Up & Comers - 2013
Sean Tinney
Senior Vice President and Chief Operating Officer, Medical West
When Sean Tinney first began college as a freshman at Auburn University, he thought about entering the healthcare field, but as a physician, not an administrator. Then somewhere between an anatomy course—“I thought maybe this is not for me”—and the realization that he enjoyed business, Tinney decided a major in healthcare administration might be the better career path.
After graduation, Tinney enrolled in a master's degree program for health administration at the University of Alabama at Birmingham, during which he also completed a nine-month administrative residency program with Eastern Health System, also in Birmingham. That experience helped lead to his first full-time job at Medical Center Blount, one of Eastern's facilities, where Tinney served as vice president of professional services.
“I started out my career in a small hospital, so I got to know every facet of the organization,” Tinney says of the 40-bed community hospital. “It prepared me for the larger organizations I'm at now.”
Tinney, 37, is now senior vice president and chief operating officer of Medical West, an affiliate of the University of Alabama at Birmingham Health System.

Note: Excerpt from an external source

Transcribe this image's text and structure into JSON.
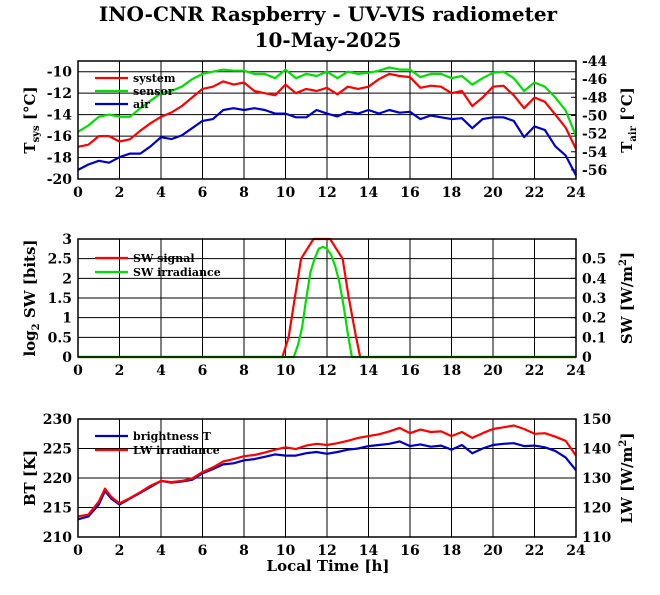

But before joining Medical West last month, Tinney had spent more than a decade in administrative roles at other hospitals in Alabama, where he learned to make the most of relationships and resources.
For his accomplishments, Tinney won a place in Modern Healthcare's 2013 class of Up and Comers.
“In our business, relationships are key,” he says. “Working in the smaller, more rural areas, you can appreciate how important boards are, how important physicians are, how important it is to provide care from a patient satisfaction and quality standpoint.”
Developing strong relationships was especially critical during his tenure as president of rural hospital operations for St. Vincent's Health System, the result of a 2007 merger with Eastern Health. “We didn't have much capital as a system,” Tinney says. But under Tinney's leadership, St. Vincent's Blount in Oneonta, Ala., worked with the Blount County Healthcare Authority to secure a $450,000 donation used to buy medical equipment.
Finding the resources wasn't an easy feat, but that's what Tinney prefers. “So far, every place I've been has been a challenge,” he says.
It's a big part of why he's found himself in these roles. Tinney briefly left hospital administration to work for healthcare technology company MedMined from 2005 to 2007. During that time, he visited more than 50 hospitals nationwide to present data to executives on the financial impact of hospital-acquired infections. But Tinney says he missed the challenge of implementing the changes that would then follow.
“Meeting with those executives and hospitals across the country made me have the appetite to get back into it,” he says.
That drive hasn't gone unrecognized, says Keith Pennington, president and CEO of Medical West. “He's ambitious, and when you're in a facility that's growing and expanding, you need somebody like that,” Pennington says, pointing to Medical West's plans for the construction of a free-standing emergency department and a multimillion-dollar interior renovation.